You want to hit the ground running-even if its only a half-dozen events per year-but you need to watch your pennies as you go.
You can't commit $600+ to any one tool, but you're too ambitious and too quick a learner to start with a consumer tool that's functionally a dead end. You need software that's built for a pro, but sold at consumer-level pricing, with select feature reductions accounting for the difference. Enter the Pre-Pro NLE.
Way back in my college days we had things called distribution requirements. You had to take a certain number of classes in each of three disciplines: humanities, social sciences, and natural sciences. I always came up short in the natural sciences, and as I browsed the available Intro options in the various departments, I found that they fell into two categories: those designed for rising majors-future math professors, software developers, astrophysicists, and neuroscientists-and those geared to the needs and intellectual limitations of the non-science crowd. At their best, the latter gave you a stimulating introduction to the scientific principles that underpin your life, while the "real" science classes took a pre-professional approach, introducing you the science required for your future job. In short, they took two fundamentally different approaches to what at first glance might appear to be the same thing.
Video editing software is much the same way. Choosing the tool that's right for you depends on several things; two of the most important are where you're starting as an editor, and-even more important-where you're going.

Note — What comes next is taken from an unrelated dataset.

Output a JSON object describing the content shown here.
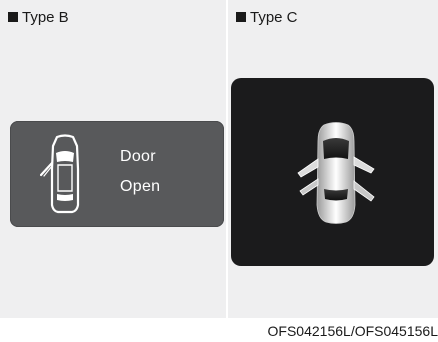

In EMedia and EventDV, we've tended to describe what many publications call "consumer" NLEs as "entry-level" editing software. "Entry-level" is a useful term in some respects, since it does distinguish consumer-oriented products that are genuine timeline-based video editors (like Pinnacle Studio and Ulead VideoStudio) from "automatic" video software like muvee's autoProducer, which is fascinating from an application design perspective but doesn't leave much room for growth on the user's part. And entry-level does, at least, suggest some notion of upward mobility, advancing the aesthetic or technical accomplishment of your video work, if not its purpose (say, from hobbyist to professional, or from part-time/occasional/ departmental videographer to independent/full-time).